I now mention certain biological discoveries and generalizations which have, as I believe, very great importance to civilized men but which are by no means as widely known as they ought to be and might be, and which can become thus known only through the efforts of professional biologists.

The significance of omne vivum ex vivo (all life from preceding life) not only for philosophic biology, but for the attitude of thoughtful people generally toward the problems of practical living, should be more clearly and firmly grasped than it has been. That the dictum is solely an expression of the summed-up results of technical science and practical experience, that so far it has not encountered the crucial "one exception" and hence ranks with gravitation as one of the best established of nature's laws, and that its unescapable implication is that the succession of living beings in nature was without beginning, that is to say, has come from an infinite past, are matters readily susceptible of popular presentation and may be counted on to greatly interest many people were the subject to be presented by the biologist who himself had fully grasped the problems and clearly seen their significance for human life and conduct.
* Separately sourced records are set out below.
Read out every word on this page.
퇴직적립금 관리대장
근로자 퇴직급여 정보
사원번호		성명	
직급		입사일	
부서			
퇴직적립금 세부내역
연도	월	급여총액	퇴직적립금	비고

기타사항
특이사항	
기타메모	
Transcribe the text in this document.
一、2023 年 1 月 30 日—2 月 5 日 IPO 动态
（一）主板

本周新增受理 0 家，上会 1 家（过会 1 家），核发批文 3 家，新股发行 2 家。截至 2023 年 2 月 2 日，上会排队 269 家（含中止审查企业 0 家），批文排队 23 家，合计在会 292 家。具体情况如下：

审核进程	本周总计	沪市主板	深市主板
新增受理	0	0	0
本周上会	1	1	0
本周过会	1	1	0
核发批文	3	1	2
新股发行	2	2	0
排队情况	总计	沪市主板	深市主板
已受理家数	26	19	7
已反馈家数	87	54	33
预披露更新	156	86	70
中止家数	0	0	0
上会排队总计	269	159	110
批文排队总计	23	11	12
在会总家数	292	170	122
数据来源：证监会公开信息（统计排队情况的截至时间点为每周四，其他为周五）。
The generalization, based on an enormous range of observations, that all organisms, including human beings, are subject in all aspects of their natures to the principles of evolution, needs to be and may be far more widely and firmly implanted in popular intelligence than it is; and its bearings on general ideas of progress, social and other, and on popular estimates of perfection and imperfection, are very important.

  1. The soundness of this view is dependent upon the soundness of two assumptions which can not be argued here, but which may be briefly stated: (1) The person of average natural endowment and education in the United States is capable of understanding the most essential things in any scientific discovery that has ever been made or is likely to be made for many years to come. (2) It does "matter" enormously not only to the individuals, but to the nation as a whole, whether or not those who are capable of this much understanding have an opportunity to get it.